Adobe Systems, Inc. has released a press release stating that Adobe is in the process of acquiring Macromedia for $3.4 billion dollars with the deal to close this Fall 2005. According to Adobe, “The combination of Adobe and Macromedia will provide customers a more powerful set of solutions for creating, managing and delivering compelling content and experiences across multiple operating systems, devices and media. Together, the two companies will meet a wider set of customer needs and have a significantly greater opportunity to grow into new markets, particularly in the mobile and enterprise segments.”

According to Bruce Chizen, chief executive officer of Adobe, “Customers are calling for integrated software solutions that enable them to create, manage and deliver a wide range of compelling content and applications – from documents and images to audio and video. By combining our powerful development, authoring and collaboration software – along with the complementary functionality of PDF and Flash – Adobe has the opportunity to bring this vision to life with an industry-defining technology platform”
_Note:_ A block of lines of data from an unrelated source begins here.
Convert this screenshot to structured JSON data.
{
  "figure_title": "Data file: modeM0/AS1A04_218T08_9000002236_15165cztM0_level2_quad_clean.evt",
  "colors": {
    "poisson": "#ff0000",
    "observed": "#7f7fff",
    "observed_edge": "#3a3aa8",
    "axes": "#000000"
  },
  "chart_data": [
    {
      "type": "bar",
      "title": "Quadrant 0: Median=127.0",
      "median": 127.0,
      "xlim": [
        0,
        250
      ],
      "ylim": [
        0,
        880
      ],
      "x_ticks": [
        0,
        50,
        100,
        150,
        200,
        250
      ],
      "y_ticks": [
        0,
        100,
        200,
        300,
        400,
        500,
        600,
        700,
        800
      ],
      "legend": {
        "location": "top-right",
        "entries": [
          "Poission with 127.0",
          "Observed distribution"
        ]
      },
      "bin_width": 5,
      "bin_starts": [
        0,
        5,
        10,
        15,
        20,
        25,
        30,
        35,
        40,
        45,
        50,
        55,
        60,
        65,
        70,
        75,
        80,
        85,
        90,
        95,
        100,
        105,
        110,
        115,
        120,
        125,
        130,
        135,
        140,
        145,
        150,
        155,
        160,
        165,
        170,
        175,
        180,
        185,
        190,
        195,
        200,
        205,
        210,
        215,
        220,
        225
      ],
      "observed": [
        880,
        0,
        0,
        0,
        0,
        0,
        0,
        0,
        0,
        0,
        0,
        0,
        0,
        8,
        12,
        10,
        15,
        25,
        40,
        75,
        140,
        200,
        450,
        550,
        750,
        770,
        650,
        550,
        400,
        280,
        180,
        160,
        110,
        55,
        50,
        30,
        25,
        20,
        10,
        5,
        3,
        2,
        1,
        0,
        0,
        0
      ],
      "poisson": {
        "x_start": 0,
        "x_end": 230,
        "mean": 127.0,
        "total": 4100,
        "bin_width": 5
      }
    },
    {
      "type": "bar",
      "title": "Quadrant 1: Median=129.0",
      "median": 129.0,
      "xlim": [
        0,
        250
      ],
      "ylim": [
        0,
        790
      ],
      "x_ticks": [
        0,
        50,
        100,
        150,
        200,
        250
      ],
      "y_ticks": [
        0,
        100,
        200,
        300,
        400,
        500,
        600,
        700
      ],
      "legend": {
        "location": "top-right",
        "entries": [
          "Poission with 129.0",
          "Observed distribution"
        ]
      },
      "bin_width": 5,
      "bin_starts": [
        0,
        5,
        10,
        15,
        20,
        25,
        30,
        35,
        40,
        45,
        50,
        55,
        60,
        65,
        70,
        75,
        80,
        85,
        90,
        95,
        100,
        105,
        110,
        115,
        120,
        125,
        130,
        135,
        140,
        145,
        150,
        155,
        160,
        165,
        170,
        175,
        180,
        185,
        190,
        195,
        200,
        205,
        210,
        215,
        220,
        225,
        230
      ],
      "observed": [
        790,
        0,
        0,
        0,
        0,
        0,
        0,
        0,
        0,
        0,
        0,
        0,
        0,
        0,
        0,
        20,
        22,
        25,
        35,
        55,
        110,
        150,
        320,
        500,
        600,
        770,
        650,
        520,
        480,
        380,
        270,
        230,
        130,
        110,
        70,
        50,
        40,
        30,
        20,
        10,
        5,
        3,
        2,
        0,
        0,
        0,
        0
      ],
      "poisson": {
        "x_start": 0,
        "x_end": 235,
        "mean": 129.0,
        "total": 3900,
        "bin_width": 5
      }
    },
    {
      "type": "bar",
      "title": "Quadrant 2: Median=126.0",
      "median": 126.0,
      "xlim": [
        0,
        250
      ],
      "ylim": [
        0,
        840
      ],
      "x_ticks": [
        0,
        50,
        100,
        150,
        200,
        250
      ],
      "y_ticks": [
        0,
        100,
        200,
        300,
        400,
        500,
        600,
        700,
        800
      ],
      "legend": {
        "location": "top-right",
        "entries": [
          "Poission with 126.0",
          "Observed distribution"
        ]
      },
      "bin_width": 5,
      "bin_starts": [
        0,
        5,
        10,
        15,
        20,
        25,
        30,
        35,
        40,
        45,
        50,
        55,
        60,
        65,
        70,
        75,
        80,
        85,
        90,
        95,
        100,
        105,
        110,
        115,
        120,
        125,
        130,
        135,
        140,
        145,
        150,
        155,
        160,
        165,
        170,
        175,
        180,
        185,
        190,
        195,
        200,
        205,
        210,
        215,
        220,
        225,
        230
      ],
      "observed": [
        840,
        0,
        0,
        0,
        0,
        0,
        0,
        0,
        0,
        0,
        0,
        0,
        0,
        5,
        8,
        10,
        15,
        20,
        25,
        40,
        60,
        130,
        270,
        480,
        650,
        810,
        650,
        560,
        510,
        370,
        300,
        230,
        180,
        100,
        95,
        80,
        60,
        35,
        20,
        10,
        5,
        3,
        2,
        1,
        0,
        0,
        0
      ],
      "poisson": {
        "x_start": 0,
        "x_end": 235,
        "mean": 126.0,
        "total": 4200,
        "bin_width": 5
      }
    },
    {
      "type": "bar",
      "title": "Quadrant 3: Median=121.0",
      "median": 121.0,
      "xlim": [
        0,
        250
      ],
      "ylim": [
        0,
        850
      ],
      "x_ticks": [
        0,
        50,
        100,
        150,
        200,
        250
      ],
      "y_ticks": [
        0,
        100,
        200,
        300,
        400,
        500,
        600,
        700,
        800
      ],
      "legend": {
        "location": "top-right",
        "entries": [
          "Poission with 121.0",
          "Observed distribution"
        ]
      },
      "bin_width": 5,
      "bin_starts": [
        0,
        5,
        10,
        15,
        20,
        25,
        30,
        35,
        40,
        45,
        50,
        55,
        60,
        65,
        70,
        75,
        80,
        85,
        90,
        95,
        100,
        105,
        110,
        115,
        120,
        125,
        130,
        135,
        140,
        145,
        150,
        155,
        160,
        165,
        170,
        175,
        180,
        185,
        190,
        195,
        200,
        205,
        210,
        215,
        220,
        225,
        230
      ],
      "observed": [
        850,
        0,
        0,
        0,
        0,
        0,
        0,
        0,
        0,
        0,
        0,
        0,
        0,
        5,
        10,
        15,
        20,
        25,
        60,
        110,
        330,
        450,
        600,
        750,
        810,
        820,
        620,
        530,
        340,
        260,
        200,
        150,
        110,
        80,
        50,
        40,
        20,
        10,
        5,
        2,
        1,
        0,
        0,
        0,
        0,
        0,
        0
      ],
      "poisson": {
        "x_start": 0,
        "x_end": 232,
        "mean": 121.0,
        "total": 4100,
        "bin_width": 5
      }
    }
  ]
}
This all sounds good. A couple of questions one has to wonder about, though is what will happen to Dreamweaver and what will become of Freehand? Macromedia Dreamweaver is the Internet’s most popular web page creation package, which is a direct competitor to Adobe’s GoLive. On the other hand, Macromedia Freehand is less popular than Adobe Illustrator, but has a devoted and vocal core following.

It will be interesting to see if the future will bring Adobe Dreamweaver to the forefront and stop GoLive altogether, leaving it to go die? Also, will Freehand be tied up and left to sink while Illustrator takes center stage with only the distant second cousin CorelDraw as the only competition left? And what kind of coupe would Corel be for a second takeover target. Adobe has been long-know for “buying the competition” so Adobe’s most recent move should surprise no one. Less competition only makes Adobe that much stronger.